Abimelech

Uit Christipedia

Abimélech is in de Bijbel de naam van verschillende personen.

Abimelech van Gerar geeft Sarah (midden) terug aan Abraham (links). Schilderij door Elias van Nijmegen (1731).

De naam betekent "Mijn vader is koning"[1] of "Mijn vader, koning"[2] De naam verwijst naar:

1. Meerdere Filistijnse koningen: 1) twee Filistijnse stadsvorsten, die na elkaar te Gerar regeerden. Ze worden in Gen. 20, 21 en 26 zo genoemd. 2) Achis, koning van de Filistijnse stad Gath. In het opschrift van Ps. 34 schijnt deze bedoeld te zijn.

2. Achimelech, ook genoemd Abimélech (1 Kron. 18:16; 1 Kron. 24:3). Zie Achimelech voor meer informatie over hem.

Dood van Abimelech, zoon van Gideon, bij de stadsmuur van Tebez. Illustratie door Paul Gustave Doré (1866).

3. Een bastaardzoon van de richter Gideon, die na de dood van zijn vader zich als koning opwierp, doch zich slechts drie jaren kon staande honden. Toen stonden de Sichemieten tegen de wrede dwingeland op, die hen weliswaar onderwierp, maar kort daarna evenwel voor Tebez een schandelijke dood vond. Richt. 9.

4. De vader van Abjathar. Hij wordt ook Achimelech genoemd, zie aldaar.

Bronnen

P.J. Gouda Quint, Woordenboek des Bijbels, inzonderheid ten gebruike bij de Statenvertaling. Haarlem: De erven F. Bohn, 1866. Tekst van het lemma 'Abimelech' is op 8 april 2018 verwerkt.

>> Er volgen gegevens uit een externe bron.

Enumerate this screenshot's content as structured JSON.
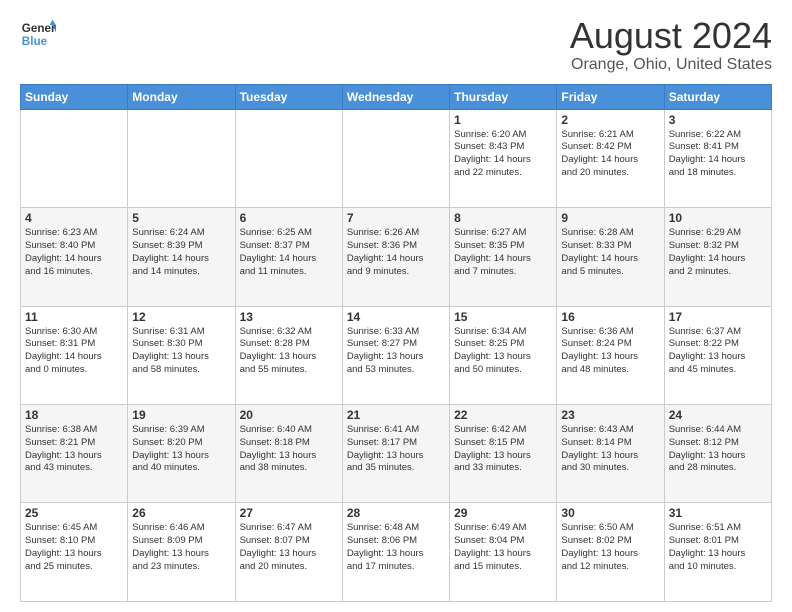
{
  "logo": {
    "text_general": "General",
    "text_blue": "Blue"
  },
  "title": "August 2024",
  "subtitle": "Orange, Ohio, United States",
  "days_of_week": [
    "Sunday",
    "Monday",
    "Tuesday",
    "Wednesday",
    "Thursday",
    "Friday",
    "Saturday"
  ],
  "weeks": [
    [
      {
        "day": "",
        "lines": []
      },
      {
        "day": "",
        "lines": []
      },
      {
        "day": "",
        "lines": []
      },
      {
        "day": "",
        "lines": []
      },
      {
        "day": "1",
        "lines": [
          "Sunrise: 6:20 AM",
          "Sunset: 8:43 PM",
          "Daylight: 14 hours",
          "and 22 minutes."
        ]
      },
      {
        "day": "2",
        "lines": [
          "Sunrise: 6:21 AM",
          "Sunset: 8:42 PM",
          "Daylight: 14 hours",
          "and 20 minutes."
        ]
      },
      {
        "day": "3",
        "lines": [
          "Sunrise: 6:22 AM",
          "Sunset: 8:41 PM",
          "Daylight: 14 hours",
          "and 18 minutes."
        ]
      }
    ],
    [
      {
        "day": "4",
        "lines": [
          "Sunrise: 6:23 AM",
          "Sunset: 8:40 PM",
          "Daylight: 14 hours",
          "and 16 minutes."
        ]
      },
      {
        "day": "5",
        "lines": [
          "Sunrise: 6:24 AM",
          "Sunset: 8:39 PM",
          "Daylight: 14 hours",
          "and 14 minutes."
        ]
      },
      {
        "day": "6",
        "lines": [
          "Sunrise: 6:25 AM",
          "Sunset: 8:37 PM",
          "Daylight: 14 hours",
          "and 11 minutes."
        ]
      },
      {
        "day": "7",
        "lines": [
          "Sunrise: 6:26 AM",
          "Sunset: 8:36 PM",
          "Daylight: 14 hours",
          "and 9 minutes."
        ]
      },
      {
        "day": "8",
        "lines": [
          "Sunrise: 6:27 AM",
          "Sunset: 8:35 PM",
          "Daylight: 14 hours",
          "and 7 minutes."
        ]
      },
      {
        "day": "9",
        "lines": [
          "Sunrise: 6:28 AM",
          "Sunset: 8:33 PM",
          "Daylight: 14 hours",
          "and 5 minutes."
        ]
      },
      {
        "day": "10",
        "lines": [
          "Sunrise: 6:29 AM",
          "Sunset: 8:32 PM",
          "Daylight: 14 hours",
          "and 2 minutes."
        ]
      }
    ],
    [
      {
        "day": "11",
        "lines": [
          "Sunrise: 6:30 AM",
          "Sunset: 8:31 PM",
          "Daylight: 14 hours",
          "and 0 minutes."
        ]
      },
      {
        "day": "12",
        "lines": [
          "Sunrise: 6:31 AM",
          "Sunset: 8:30 PM",
          "Daylight: 13 hours",
          "and 58 minutes."
        ]
      },
      {
        "day": "13",
        "lines": [
          "Sunrise: 6:32 AM",
          "Sunset: 8:28 PM",
          "Daylight: 13 hours",
          "and 55 minutes."
        ]
      },
      {
        "day": "14",
        "lines": [
          "Sunrise: 6:33 AM",
          "Sunset: 8:27 PM",
          "Daylight: 13 hours",
          "and 53 minutes."
        ]
      },
      {
        "day": "15",
        "lines": [
          "Sunrise: 6:34 AM",
          "Sunset: 8:25 PM",
          "Daylight: 13 hours",
          "and 50 minutes."
        ]
      },
      {
        "day": "16",
        "lines": [
          "Sunrise: 6:36 AM",
          "Sunset: 8:24 PM",
          "Daylight: 13 hours",
          "and 48 minutes."
        ]
      },
      {
        "day": "17",
        "lines": [
          "Sunrise: 6:37 AM",
          "Sunset: 8:22 PM",
          "Daylight: 13 hours",
          "and 45 minutes."
        ]
      }
    ],
    [
      {
        "day": "18",
        "lines": [
          "Sunrise: 6:38 AM",
          "Sunset: 8:21 PM",
          "Daylight: 13 hours",
          "and 43 minutes."
        ]
      },
      {
        "day": "19",
        "lines": [
          "Sunrise: 6:39 AM",
          "Sunset: 8:20 PM",
          "Daylight: 13 hours",
          "and 40 minutes."
        ]
      },
      {
        "day": "20",
        "lines": [
          "Sunrise: 6:40 AM",
          "Sunset: 8:18 PM",
          "Daylight: 13 hours",
          "and 38 minutes."
        ]
      },
      {
        "day": "21",
        "lines": [
          "Sunrise: 6:41 AM",
          "Sunset: 8:17 PM",
          "Daylight: 13 hours",
          "and 35 minutes."
        ]
      },
      {
        "day": "22",
        "lines": [
          "Sunrise: 6:42 AM",
          "Sunset: 8:15 PM",
          "Daylight: 13 hours",
          "and 33 minutes."
        ]
      },
      {
        "day": "23",
        "lines": [
          "Sunrise: 6:43 AM",
          "Sunset: 8:14 PM",
          "Daylight: 13 hours",
          "and 30 minutes."
        ]
      },
      {
        "day": "24",
        "lines": [
          "Sunrise: 6:44 AM",
          "Sunset: 8:12 PM",
          "Daylight: 13 hours",
          "and 28 minutes."
        ]
      }
    ],
    [
      {
        "day": "25",
        "lines": [
          "Sunrise: 6:45 AM",
          "Sunset: 8:10 PM",
          "Daylight: 13 hours",
          "and 25 minutes."
        ]
      },
      {
        "day": "26",
        "lines": [
          "Sunrise: 6:46 AM",
          "Sunset: 8:09 PM",
          "Daylight: 13 hours",
          "and 23 minutes."
        ]
      },
      {
        "day": "27",
        "lines": [
          "Sunrise: 6:47 AM",
          "Sunset: 8:07 PM",
          "Daylight: 13 hours",
          "and 20 minutes."
        ]
      },
      {
        "day": "28",
        "lines": [
          "Sunrise: 6:48 AM",
          "Sunset: 8:06 PM",
          "Daylight: 13 hours",
          "and 17 minutes."
        ]
      },
      {
        "day": "29",
        "lines": [
          "Sunrise: 6:49 AM",
          "Sunset: 8:04 PM",
          "Daylight: 13 hours",
          "and 15 minutes."
        ]
      },
      {
        "day": "30",
        "lines": [
          "Sunrise: 6:50 AM",
          "Sunset: 8:02 PM",
          "Daylight: 13 hours",
          "and 12 minutes."
        ]
      },
      {
        "day": "31",
        "lines": [
          "Sunrise: 6:51 AM",
          "Sunset: 8:01 PM",
          "Daylight: 13 hours",
          "and 10 minutes."
        ]
      }
    ]
  ]
}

Abimelech, en.wikipedia.org. Geraadpleegd 4 juli 2020.

Voetnoot

  1. P.J. Gouda Quint, Woordenboek des Bijbels, inzonderheid ten gebruike bij de Statenvertaling (Haarlem: De erven F. Bohn, 1866) s.v. Abimelech, echter noemt "Vader des konings" als betekenis.
  2. Of "Mijn vader, een koning", zie Abimelech, en.wikipedia.org. Geraadpleegd 4 juli 2020.